Rabinovich & Popov - Rassegna stampa

 

«Rabinovich & Popov caricature culturali e melodie d'epoca per un sogno di pace»

Rodolfo di Giammarco

La Repubblica (sez. Roma) - 29 gennaio 2009

 

RABINOVICH e Popov con Moni Ovadia, da domani al Palladium... «Il più ebraico dei nomi russi e il più russo dei nomi russi». Due prototipi in gioco, per ricavarne 70 anni di storia dell’ Urss. «Sì, con l’ arbitrio del teatrante che fa della ciarlataneria un’ arte». Partendo da una prospettiva di dualità, di differenze religiose... «Più che religiose, culturali». Due punti di vista validi per l’ Unione Sovietica o anche per l’ oggi? «Rispondenti ad ascesa e declino dell’ Urss: oggi sono in stand-by». Rabinovich e Popov sono anche caricature di potenti dell’ epoca? «Paradossalmente e liberamente, di Trotzkij e di Stalin».

E Lenin lo lascia fuori? «In Rabinovich c’ è spazio anche per Lenin: aveva un nonno ebreo». Le fonti del testo dello spettacolo sono autentiche o immaginarie?

«Certi materiali sono originali, certi altri rubati anche quelli». Nel senso che Ovadia è costruttore, antologizzatore, e non autore? «I ladri fingono d’ aver inventato o riconoscono d’ aver rubato». Lei? «Appartengo alla seconda categoria». Le musiche suonate al piano da Carlo Boccadoro sono storiche? «Sono canzoni/melodie colte dell’ epoca, interpretate a mio modo». è uno spettacolo che parla di ieri alludendo ai tempi nostri? «Ha l’ ambizione di parlare anche alla falsa coscienza di adesso». Divertendo?... «La conoscenza passa per vari canali, e il teatro ne sonda diversi». In tema di memoria lei è un referente affidabile dei massmedia... «Più che affidabile sono fidato e partecipe».

Cosa la tocca di più, nella dimensione della memoria? «L’ onestà di una verità che conosce il proprio limite ma non rinuncia a essere tale». Se dovesse fare dei nomi, a proposito di memoria garantita? «Ne farei due: Primo Levi sicuramente, e anche Tadeusz Kantor». Per quale capacità innata, Primo Levi? «Per la sua scelta del capire contro la scelta del giudicare». E perché Kantor? «Per la sua capacità creativa della forza della memoria». Come commenta la rottura tra il rabbinato ebraico e la Chiesa? «Non è una guerra di religione, è un’ eventuale guerra di uomini». Sanabile come? «Affrontando il dolore di una consapevolezza autentica». A cosa potrebbe richiamarsi, in concreto? «Ai vescovi cattolici tedeschi che in sinodo, nel 1995, hanno dichiarato che i connazionali cattolici al tempo degli stermini furono spesso indifferenti e anche (non tutti) complici».

Chi potrebbe fare da tramite, adesso, tra cattolici ed ebrei? «Figure valide ci sono, non confondendo gerarchie e cattolici». Ne comporrebbe anche uno spettacolo? «Mai dire mai.
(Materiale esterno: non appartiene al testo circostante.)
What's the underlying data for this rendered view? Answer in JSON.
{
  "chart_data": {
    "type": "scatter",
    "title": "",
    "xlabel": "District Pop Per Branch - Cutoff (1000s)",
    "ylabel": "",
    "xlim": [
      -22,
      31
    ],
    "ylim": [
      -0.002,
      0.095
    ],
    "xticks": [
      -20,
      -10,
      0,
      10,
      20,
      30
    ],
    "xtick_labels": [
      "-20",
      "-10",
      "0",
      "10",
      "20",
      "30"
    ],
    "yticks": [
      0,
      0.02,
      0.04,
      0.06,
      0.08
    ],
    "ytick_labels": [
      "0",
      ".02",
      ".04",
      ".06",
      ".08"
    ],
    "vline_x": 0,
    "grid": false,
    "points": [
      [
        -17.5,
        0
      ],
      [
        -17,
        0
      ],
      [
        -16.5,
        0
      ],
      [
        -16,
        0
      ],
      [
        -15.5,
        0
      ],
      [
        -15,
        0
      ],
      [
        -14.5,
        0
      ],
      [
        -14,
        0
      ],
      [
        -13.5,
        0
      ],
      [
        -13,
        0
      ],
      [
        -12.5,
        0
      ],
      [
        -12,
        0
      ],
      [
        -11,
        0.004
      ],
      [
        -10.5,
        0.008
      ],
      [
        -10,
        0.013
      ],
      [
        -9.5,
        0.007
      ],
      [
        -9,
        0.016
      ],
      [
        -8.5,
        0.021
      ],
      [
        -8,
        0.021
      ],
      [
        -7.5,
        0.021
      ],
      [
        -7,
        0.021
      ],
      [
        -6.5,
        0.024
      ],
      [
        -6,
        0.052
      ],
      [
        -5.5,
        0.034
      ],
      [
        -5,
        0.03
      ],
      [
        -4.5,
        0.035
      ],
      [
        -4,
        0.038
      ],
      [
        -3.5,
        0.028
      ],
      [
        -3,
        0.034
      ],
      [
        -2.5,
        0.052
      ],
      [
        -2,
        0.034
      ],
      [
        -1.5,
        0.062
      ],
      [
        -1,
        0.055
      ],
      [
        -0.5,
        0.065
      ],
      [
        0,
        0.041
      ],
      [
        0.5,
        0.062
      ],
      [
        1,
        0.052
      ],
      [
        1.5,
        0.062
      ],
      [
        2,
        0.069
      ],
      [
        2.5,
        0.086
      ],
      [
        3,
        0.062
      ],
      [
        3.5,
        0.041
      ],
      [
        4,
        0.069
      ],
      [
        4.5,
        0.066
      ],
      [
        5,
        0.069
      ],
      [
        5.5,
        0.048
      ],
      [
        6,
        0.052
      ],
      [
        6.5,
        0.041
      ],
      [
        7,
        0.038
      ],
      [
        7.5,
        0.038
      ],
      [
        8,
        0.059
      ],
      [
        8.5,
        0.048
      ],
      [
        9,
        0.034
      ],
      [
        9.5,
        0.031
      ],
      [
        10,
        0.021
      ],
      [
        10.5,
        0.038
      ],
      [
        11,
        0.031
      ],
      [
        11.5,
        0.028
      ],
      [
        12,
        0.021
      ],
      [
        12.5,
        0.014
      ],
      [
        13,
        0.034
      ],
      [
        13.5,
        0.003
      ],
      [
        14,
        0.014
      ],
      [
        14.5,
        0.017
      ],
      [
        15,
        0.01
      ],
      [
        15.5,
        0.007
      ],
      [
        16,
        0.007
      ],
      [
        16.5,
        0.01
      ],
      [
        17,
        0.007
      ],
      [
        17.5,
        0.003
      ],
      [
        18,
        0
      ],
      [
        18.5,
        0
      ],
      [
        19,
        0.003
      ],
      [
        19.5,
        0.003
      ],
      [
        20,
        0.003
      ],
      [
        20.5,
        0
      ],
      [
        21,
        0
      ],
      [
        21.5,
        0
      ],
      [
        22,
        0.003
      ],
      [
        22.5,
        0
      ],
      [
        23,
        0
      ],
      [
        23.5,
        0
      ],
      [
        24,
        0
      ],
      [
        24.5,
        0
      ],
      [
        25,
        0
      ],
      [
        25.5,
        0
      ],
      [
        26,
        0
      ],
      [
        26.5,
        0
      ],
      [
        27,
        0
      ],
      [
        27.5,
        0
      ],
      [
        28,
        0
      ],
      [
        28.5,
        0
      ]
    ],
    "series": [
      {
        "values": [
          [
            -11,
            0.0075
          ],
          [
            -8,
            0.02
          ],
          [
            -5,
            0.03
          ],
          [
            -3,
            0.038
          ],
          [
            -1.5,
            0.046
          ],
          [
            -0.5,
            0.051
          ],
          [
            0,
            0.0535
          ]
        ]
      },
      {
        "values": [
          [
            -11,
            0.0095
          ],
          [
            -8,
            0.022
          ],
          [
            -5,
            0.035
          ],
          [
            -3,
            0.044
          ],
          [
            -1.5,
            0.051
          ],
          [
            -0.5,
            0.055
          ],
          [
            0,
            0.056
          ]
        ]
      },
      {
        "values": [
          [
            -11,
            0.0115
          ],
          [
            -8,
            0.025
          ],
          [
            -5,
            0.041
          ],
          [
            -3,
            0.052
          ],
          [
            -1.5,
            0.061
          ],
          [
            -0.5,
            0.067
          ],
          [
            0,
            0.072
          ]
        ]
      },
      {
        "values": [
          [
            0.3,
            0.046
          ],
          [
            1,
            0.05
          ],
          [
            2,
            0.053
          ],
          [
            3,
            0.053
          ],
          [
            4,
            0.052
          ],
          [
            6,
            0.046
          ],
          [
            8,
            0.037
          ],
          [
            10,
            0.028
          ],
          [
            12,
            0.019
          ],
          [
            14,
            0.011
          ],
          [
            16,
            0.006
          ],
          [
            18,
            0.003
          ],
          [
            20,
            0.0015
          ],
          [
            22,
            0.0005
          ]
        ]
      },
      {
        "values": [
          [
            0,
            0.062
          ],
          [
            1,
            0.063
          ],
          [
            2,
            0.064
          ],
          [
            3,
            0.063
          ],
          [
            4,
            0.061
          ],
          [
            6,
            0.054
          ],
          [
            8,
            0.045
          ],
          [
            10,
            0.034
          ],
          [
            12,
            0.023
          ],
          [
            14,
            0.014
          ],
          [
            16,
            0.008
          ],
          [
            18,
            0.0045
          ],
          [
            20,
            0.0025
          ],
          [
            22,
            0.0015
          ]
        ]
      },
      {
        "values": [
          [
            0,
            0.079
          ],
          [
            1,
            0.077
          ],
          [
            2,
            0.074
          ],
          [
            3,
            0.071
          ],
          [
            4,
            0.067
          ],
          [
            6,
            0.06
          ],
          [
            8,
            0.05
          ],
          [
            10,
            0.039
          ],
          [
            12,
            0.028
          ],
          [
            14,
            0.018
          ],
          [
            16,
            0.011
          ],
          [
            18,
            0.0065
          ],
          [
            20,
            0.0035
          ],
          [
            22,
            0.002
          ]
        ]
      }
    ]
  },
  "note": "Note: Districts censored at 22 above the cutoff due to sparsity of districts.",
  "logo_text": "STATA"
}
Sto preparando un lavoro su Shylock». Con una visione nuova? «Cercherò l’ aspetto sublime e terribile dell’ universale umano». Qual è il suo pensiero sulla recente guerra israeliano-palestinese? «Prima vittima è il popolo palestinese, ma Israele ha i suoi diritti». Che fare, secondo lei? «La causa prima è l’ occupazione, la colonizzazione e la riduzione in gabbia di un popolo. Questa cosa va rimossa». Lei ha uno slogan? «Sì, è di Mandela: la pace non è un sogno, ma per conquistarla bisogna saper sognare».